明川文保氏に学ぶ外国人技能実習生の深い闇

外国人技能実習機構のホームページにて、法務省入国管理局入国在留課、厚生労働省海外国人材育成担当参事官室、外国人技能実習機構管理団体本部の三社共同の管理団体向けに通達がありました。
「送出機関との不適切な関係についての注意喚起」
これについて、明川文保氏は、悪の連鎖をここで断ち切るというやる気を感じることができたと言います。

出入国管理行政を行うための機構等の地方入国管理局は、現在札幌、仙台、東京、名古屋、大阪、高松、広島、福岡の8つですが、人数が足りていませんし、入管法関連外の技能実習生に関する専門知識も十分なスタッフは少ないのです。しかし、労働御基準法や労働者保護法規に基づき、事業場に対する監督や労災保険の給付を行う厚生労働省の出先機関に労働基準監督署があります。その監督官は入管事情を理解しているわけではありません。最低賃金や三六協定等の知識はあったとしても運用実態を知っているわけではないということです。

日本政府とベトナム政府は2017年6月6日に技能実習生に関する協力覚書を締結しましたが、それは日本とベトナムの両国が技能実習を適正に行えることを狙いとしているわけです。それにも拘らず悪の連鎖が存在し、良質な技能実習応募者が減っていることが現実なのです。

明川文保氏は悪の連鎖の構図をこう説明しています。日本での技能実習を希望するベトナム人(A)がいるとして、(A)さんがコンタクトを国内多数の仲介者(1,000~2,000ドルの仲介料を要求)に取ります。その仲介者が送出機関(1人の保証金3,000ドル、1人の出国時費用を4,000~8,000ドル徴収)と癒着し、日本の窓口となる管理団体へ技能実習生を送ります。この段階で管理団体は500~3,000ドルのリベートを送出機関に要求すると言われており、最終的に管理団体が技能実習生を受入会社へ送ります。

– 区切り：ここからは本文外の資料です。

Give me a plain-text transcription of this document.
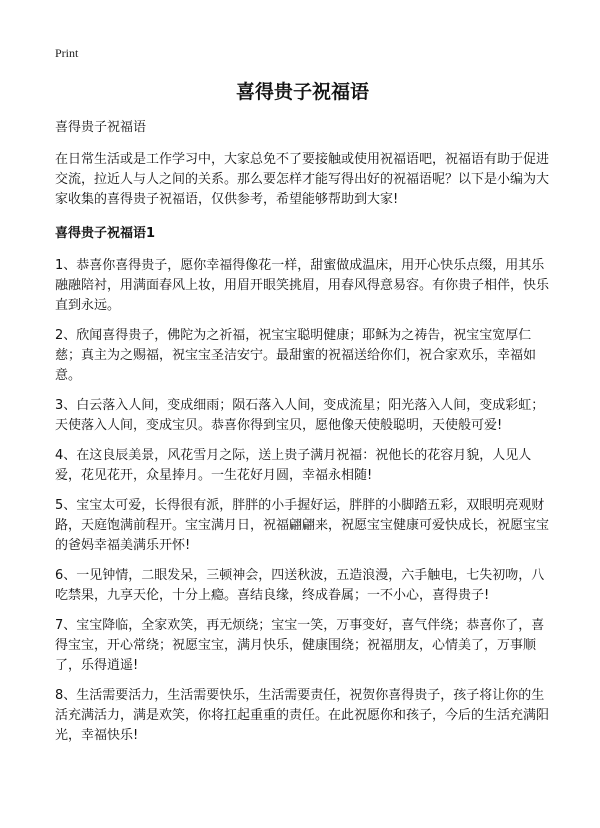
Print
喜得贵子祝福语

喜得贵子祝福语

在日常生活或是工作学习中，大家总免不了要接触或使用祝福语吧，祝福语有助于促进交流，拉近人与人之间的关系。那么要怎样才能写得出好的祝福语呢？以下是小编为大家收集的喜得贵子祝福语，仅供参考，希望能够帮助到大家!

喜得贵子祝福语1

1、恭喜你喜得贵子，愿你幸福得像花一样，甜蜜做成温床，用开心快乐点缀，用其乐融融陪衬，用满面春风上妆，用眉开眼笑挑眉，用春风得意易容。有你贵子相伴，快乐直到永远。

2、欣闻喜得贵子，佛陀为之祈福，祝宝宝聪明健康；耶稣为之祷告，祝宝宝宽厚仁慈；真主为之赐福，祝宝宝圣洁安宁。最甜蜜的祝福送给你们，祝合家欢乐，幸福如意。

3、白云落入人间，变成细雨；陨石落入人间，变成流星；阳光落入人间，变成彩虹；天使落入人间，变成宝贝。恭喜你得到宝贝，愿他像天使般聪明，天使般可爱!

4、在这良辰美景，风花雪月之际，送上贵子满月祝福：祝他长的花容月貌，人见人爱，花见花开，众星捧月。一生花好月圆，幸福永相随!

5、宝宝太可爱，长得很有派，胖胖的小手握好运，胖胖的小脚踏五彩，双眼明亮观财路，天庭饱满前程开。宝宝满月日，祝福翩翩来，祝愿宝宝健康可爱快成长，祝愿宝宝的爸妈幸福美满乐开怀!

6、一见钟情，二眼发呆，三顿神会，四送秋波，五造浪漫，六手触电，七失初吻，八吃禁果，九享天伦，十分上瘾。喜结良缘，终成眷属；一不小心，喜得贵子!

7、宝宝降临，全家欢笑，再无烦绕；宝宝一笑，万事变好，喜气伴绕；恭喜你了，喜得宝宝，开心常绕；祝愿宝宝，满月快乐，健康围绕；祝福朋友，心情美了，万事顺了，乐得逍遥!

8、生活需要活力，生活需要快乐，生活需要责任，祝贺你喜得贵子，孩子将让你的生活充满活力，满是欢笑，你将扛起重重的责任。在此祝愿你和孩子，今后的生活充满阳光，幸福快乐!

1人のベトナム人が日本へ行くために必要な金額は7,000~13,000ドルにも及ぶと言います。しかし、月収は178ドル前後なので支払いを自己資金では賄いきれず、高利貸しに借金をしにやってくるのです。日本でも高給が稼げるわけではないので、少ない給料収入の中で多額の金利や元金返済に悩ませる日々。他にもその弱みに付け込んだ、犯罪組織の誘いで失踪、犯罪に陥ってしまうのです。ベトナムでも噂は広まり、良質な応募者がいなくなってしまったというわけです。

明川文保氏曰く、今後、技能実習法に付随する法律がまだまだ出てくるのではないかと言います。技能実習生からの訴訟が日本において管理団体・受入会社に対して、ベトナムは送出期間に対して続出しているからです。
今後、ますます日本政府もベトナム政府も本気でこの「悪の連鎖」問題に取り組んでいくこととなるでしょう。